To Profit from Good Advice

“To profit from good advice requires more wisdom than to give it.”

—John Churton Collins, Literary Critic

Image from tanveernasser.com

Image from tanveernasser.com

I put significant focus on an individual’s self-awareness when I begin a new coaching engagement. To do this, I introduce an “inner voice” exercise, in which the person pays close attention to:

  • What their inner voice is saying,
  • Determining if this voice is supportive or critical,
  • Determining how open and receptive they are to the thoughts of others.

Most people discover that when they look for the value and contribution in what others say, they reap greater rewards and boost their relationships.


How and in what ways can you shift your own “inner voice” to receive more good advice and wisdom from others?

Build a Bridge

“Cry a river, build a bridge, get over it.”

—Author Unknown

Image from landscapesofunderstanding.com

Image from landscapesofunderstanding.com

For most people I work with as a coach, life is difficult, challenging, and often upsetting from time to time. Some are so stuck or stopped that they can hardly see any path forward.

During these times, feelings run high and the “emotional tension” they experience as part of their current reality must be acknowledged fully so they can cry the rivers that are appropriate. Only then can they collect themselves to realize that life goes on. Building bridges to the future is now the job at hand, to realize their resolve and get on the other side of life’s barriers and obstacles.


How can you fully acknowledge and experience all the emotions associated with some of your most significant challenges? How can you use that wisdom to garner the strength and capacities to build bridges and get over situations on your life journey?
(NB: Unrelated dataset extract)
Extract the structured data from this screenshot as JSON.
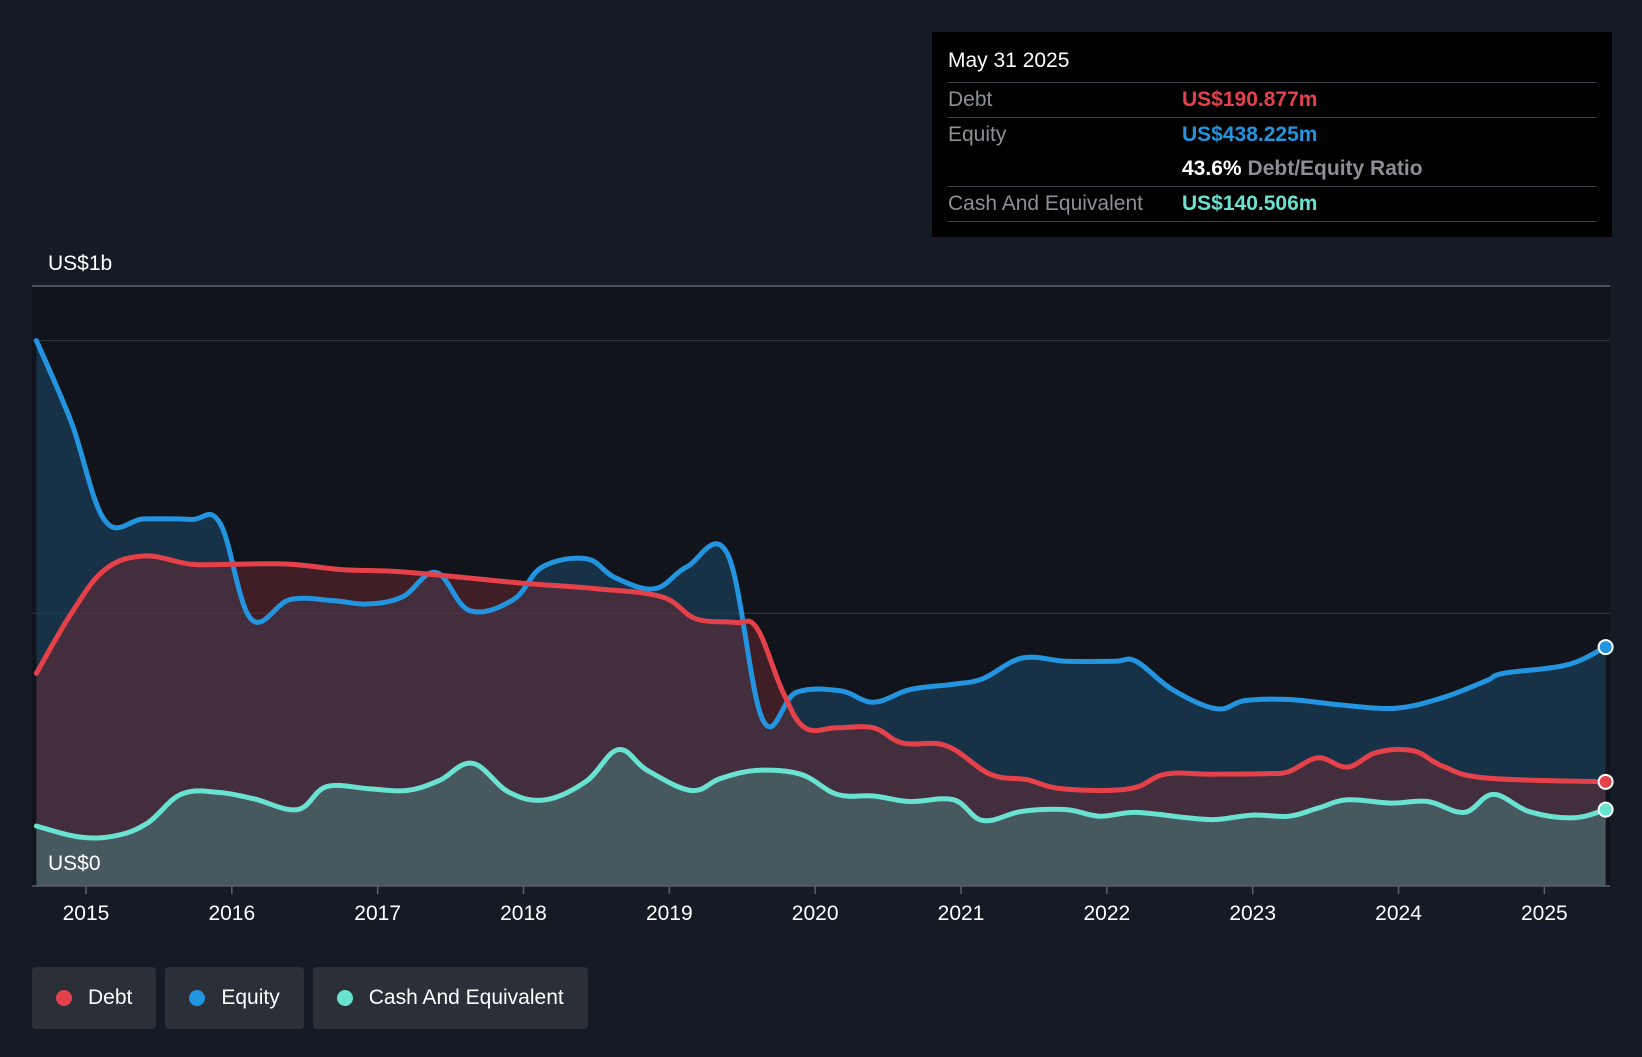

“I remind myself every morning…”

“I remind myself every morning: Nothing I say this day will teach me anything. So if I’m going to learn, I must do it by listening.”

—Larry King, American television and radio host

Image from Flickr by Ky Olsen

Image from Flickr by Ky Olsen

Have you ever considered why we have two ears and only one mouth? Why not one of each? Perhaps some higher power—not just Larry King—knew that listening is twice as valuable as speaking.


Practice using open-ended questions, including the all-powerful “What Else?” This follow-up & layering technique will help you speak less and learn more, at home and in your workplace.


“Patience is the Companion of Wisdom.”

“Patience is the Companion of Wisdom.”

—St. Augustine, early Christian Theologian

Photo from Flickr by Thomas Mues

Photo from Flickr by Thomas Mues

When was the last time you watched a great leader give an inspiring speech? If you are like me, you occasionally enjoy a provocative TED Talk. The TED tagline is “Ideas Worth Spreading.”

Over the years, I’ve seen that the best leaders and presenters talk a bit more slowly than most. They measure their words carefully, to achieve the impact they desire. As I listen to them, I find myself slowing down, and leaning in to hear every morsel of wisdom they present.


Where would greater patience, and slowing down your busy life help you contribute and capture the wisdom of the moment?

“Tradition is a guide and not a jailer.”

“Tradition is a guide and not a jailer.”
-W. Somerset Maughman, British playwright, novelist and short story writer

Photo from Flickr by Nikki Collett

Photo from Flickr by Natural Turn

If you, as a loyal reader of The Quotable Coach series ever visited my website or received an email from me, you will have noted a quote by Tuli Kupferberg: “When patterns are broken new worlds will emerge.”

A critical aspect of why the coaching process supports people in achieving new and better results is your willingness to break the patterns of behavior that have brought you to this point in your professional and personal life.

Included in these patterns are habits, rituals, and traditions that may limit your capacity to move forward toward a highly desired goal or objective.


Examine if, or to what extent, your current personal or professional traditions may be imprisoning and limiting your freedom to pursue your fullest potential.